In May 2025 Pasternak rebranded Clout to Believe.The company switched its focus to launching tokens for memecoins and startups similar to their own token, newly renamed from $Pasternak to $Launchcoin. On October 15, 2025, Pasternak announced another renaming of his token from $Launchcoin to $Believe. This sparked a dispute as the $Believe token had 33% more supply than the $Launchcoin token. The extra supply was given to Pasternak and the Believe team without locking period.

In December 2025, allegations were made by Avi Patel, founder of Kled.ai, regarding Pasternak’s handling of his supply of the $Kled company token, including claims of token sales following a prior fee arrangement. The valuation of $Believe dropped, from the migration date in October to December 17, the publication date of the mentioned accusations, by 90% in total.

On December 25, 2025, Burwick Law announced preparations for a class action lawsuit against Pasternak and the Believe platform.
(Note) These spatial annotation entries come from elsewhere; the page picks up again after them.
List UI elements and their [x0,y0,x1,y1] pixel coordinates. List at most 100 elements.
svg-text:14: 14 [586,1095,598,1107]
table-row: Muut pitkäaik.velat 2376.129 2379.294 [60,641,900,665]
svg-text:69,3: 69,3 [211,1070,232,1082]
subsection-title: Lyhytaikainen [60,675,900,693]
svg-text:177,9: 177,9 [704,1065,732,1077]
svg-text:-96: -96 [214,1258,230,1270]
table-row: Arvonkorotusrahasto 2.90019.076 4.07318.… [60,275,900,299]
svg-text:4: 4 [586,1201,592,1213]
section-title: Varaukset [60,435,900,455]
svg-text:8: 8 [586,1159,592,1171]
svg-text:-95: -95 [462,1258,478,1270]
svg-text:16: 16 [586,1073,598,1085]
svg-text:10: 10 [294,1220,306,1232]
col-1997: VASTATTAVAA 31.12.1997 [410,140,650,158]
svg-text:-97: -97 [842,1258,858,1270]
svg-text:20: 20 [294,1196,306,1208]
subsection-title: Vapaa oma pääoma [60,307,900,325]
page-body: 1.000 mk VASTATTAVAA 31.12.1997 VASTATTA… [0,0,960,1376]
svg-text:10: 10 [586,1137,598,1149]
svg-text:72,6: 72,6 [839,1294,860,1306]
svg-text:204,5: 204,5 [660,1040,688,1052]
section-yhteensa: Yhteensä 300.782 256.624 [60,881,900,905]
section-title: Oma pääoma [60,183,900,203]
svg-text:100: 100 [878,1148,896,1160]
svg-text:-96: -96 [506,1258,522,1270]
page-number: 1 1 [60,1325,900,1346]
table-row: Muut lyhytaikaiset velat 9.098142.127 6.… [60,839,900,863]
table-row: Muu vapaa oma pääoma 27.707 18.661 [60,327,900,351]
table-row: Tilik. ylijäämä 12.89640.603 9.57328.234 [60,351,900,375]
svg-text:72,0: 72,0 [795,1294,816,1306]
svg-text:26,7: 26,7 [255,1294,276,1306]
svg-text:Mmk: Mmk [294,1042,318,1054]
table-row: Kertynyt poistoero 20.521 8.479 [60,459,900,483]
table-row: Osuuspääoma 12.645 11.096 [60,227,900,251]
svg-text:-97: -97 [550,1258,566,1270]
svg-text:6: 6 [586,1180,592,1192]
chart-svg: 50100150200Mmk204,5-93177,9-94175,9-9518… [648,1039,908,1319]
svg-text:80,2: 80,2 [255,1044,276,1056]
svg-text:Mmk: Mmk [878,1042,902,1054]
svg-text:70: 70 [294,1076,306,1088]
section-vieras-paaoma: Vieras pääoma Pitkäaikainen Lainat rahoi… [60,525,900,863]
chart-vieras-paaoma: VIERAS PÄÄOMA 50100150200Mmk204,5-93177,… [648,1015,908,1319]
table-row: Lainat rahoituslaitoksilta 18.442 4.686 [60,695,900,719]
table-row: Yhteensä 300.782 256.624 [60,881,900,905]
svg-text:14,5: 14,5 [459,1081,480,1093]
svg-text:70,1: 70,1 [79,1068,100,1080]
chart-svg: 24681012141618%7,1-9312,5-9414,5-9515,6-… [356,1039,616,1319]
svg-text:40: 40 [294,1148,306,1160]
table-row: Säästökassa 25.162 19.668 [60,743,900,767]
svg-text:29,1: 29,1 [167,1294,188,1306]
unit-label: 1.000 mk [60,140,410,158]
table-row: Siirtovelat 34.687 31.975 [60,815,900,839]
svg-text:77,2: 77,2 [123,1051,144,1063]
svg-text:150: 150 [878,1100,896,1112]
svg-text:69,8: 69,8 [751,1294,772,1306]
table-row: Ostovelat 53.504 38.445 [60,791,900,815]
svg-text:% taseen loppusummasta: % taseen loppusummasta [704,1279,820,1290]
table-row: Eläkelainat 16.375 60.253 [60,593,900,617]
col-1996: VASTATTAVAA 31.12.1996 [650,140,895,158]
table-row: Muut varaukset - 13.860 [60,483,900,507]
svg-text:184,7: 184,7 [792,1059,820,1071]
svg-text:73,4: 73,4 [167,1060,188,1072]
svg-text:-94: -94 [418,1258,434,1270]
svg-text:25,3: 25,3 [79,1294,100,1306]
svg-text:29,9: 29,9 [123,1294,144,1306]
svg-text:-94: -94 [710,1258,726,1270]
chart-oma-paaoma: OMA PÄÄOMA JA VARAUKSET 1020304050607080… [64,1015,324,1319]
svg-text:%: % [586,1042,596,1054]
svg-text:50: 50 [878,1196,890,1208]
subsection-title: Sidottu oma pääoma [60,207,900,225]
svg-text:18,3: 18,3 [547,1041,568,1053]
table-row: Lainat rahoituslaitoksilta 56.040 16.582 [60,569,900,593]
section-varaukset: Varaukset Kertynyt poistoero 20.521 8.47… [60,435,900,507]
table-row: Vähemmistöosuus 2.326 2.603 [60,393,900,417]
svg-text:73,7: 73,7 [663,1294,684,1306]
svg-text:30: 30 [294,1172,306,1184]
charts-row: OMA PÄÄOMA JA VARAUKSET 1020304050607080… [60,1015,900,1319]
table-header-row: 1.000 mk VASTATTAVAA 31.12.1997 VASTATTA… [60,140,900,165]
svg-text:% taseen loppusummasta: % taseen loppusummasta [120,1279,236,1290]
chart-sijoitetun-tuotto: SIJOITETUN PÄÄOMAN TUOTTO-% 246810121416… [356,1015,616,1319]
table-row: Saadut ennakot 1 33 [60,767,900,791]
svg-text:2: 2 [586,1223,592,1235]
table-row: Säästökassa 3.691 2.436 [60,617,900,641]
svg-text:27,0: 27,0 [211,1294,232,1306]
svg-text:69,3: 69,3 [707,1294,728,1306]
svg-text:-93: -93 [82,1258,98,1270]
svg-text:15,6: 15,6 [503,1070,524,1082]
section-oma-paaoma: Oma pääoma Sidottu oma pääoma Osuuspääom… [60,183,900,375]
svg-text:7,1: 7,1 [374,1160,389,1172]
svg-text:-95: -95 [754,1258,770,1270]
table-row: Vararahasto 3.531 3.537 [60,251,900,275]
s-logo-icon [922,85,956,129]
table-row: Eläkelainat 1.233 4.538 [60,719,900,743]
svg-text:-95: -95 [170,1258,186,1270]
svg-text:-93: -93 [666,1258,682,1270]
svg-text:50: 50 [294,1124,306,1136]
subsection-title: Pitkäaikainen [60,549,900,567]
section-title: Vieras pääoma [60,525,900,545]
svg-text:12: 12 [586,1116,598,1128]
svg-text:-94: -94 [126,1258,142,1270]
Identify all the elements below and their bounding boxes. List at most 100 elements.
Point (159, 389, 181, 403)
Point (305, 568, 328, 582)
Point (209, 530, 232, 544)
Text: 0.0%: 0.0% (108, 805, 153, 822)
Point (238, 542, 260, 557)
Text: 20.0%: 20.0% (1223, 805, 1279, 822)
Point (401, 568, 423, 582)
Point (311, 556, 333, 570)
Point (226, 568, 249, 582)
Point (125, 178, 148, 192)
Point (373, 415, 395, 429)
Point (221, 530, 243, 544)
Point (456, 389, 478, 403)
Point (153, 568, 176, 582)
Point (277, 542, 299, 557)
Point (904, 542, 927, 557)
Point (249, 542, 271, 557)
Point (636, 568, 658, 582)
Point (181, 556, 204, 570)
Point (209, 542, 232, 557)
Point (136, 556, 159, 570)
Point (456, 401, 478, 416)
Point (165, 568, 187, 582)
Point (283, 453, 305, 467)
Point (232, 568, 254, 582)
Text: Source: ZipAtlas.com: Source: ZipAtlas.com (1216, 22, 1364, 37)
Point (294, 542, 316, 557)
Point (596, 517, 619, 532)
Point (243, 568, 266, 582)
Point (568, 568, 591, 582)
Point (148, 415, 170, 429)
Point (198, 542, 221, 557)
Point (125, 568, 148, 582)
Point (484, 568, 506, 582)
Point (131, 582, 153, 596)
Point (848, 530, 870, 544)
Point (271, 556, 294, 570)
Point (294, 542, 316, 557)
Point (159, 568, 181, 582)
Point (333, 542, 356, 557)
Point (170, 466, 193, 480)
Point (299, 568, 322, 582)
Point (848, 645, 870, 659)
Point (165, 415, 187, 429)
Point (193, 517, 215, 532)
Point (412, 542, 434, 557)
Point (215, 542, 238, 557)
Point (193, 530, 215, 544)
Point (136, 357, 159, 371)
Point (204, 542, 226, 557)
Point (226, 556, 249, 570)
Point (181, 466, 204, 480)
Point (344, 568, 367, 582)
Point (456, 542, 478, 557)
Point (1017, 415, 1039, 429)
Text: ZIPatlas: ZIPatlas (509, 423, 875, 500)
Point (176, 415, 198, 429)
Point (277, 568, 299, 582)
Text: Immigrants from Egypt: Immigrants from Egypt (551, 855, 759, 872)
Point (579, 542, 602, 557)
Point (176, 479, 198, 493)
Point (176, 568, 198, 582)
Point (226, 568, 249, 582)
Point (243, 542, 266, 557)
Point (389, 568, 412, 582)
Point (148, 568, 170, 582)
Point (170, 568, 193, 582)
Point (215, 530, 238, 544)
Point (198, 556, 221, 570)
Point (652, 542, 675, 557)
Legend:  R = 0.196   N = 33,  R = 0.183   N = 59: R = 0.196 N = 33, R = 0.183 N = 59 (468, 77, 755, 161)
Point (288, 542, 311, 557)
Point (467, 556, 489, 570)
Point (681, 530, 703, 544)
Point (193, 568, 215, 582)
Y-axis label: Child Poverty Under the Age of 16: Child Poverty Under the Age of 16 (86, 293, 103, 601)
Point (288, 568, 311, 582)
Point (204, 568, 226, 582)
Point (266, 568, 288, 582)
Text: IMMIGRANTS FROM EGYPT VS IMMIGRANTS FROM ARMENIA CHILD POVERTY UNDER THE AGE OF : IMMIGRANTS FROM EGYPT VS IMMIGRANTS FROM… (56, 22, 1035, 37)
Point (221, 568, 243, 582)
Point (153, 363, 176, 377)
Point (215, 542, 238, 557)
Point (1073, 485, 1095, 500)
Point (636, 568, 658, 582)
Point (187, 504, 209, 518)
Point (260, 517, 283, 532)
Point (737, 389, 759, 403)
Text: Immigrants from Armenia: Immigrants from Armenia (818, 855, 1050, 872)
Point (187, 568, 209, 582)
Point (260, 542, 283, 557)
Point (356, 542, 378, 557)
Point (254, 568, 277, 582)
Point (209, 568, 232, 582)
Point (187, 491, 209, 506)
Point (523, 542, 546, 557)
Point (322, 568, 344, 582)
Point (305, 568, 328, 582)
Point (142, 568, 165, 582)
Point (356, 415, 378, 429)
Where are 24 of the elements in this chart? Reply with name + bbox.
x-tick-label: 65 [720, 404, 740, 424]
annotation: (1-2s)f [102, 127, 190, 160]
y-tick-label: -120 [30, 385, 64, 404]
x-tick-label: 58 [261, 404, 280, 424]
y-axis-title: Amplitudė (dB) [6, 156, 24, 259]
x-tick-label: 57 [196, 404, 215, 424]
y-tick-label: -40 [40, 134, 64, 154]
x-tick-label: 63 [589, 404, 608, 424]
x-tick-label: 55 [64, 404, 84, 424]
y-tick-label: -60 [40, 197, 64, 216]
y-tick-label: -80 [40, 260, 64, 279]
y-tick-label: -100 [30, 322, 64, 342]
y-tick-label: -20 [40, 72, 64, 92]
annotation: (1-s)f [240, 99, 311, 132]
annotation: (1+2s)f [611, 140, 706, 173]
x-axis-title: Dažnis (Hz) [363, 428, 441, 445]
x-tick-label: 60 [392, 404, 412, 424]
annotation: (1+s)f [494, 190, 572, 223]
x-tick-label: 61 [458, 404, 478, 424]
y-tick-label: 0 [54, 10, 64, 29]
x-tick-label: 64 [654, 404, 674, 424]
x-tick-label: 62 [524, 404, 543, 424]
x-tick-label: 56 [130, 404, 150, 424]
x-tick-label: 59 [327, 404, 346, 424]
The lawsuit was filed in the United States District Court for the Southern District of New York on March 23, 2026. It alleged that Pasternak and his platform Believe conducted a coordinated campaign involving multiple tokens that resulted in significant investor losses. Mr. Burwick described the system as a cycle following the system of generating hype with promotional activity, followed by rapid price appreciation and a catastrophic decline.

== Legal issues ==
In April 2026, Pasternak was charged in New York with one count of second-degree strangulation and two counts of assault with intent to cause physical injury in connection with an alleged incident that occurred on March 31, 2026. The alleged victim was identified by multiple media outlets as social media creator Evelyn Ha, with whom Pasternak had previously been in a relationship. Pasternak pleaded not guilty to all charges. Through his attorney and public relations representatives, he denied the allegations, stating that his actions constituted lawful self-defense and disputing Ha's account of the incident. The case remained pending before the New York criminal court as of June 2026, and no conviction had been entered.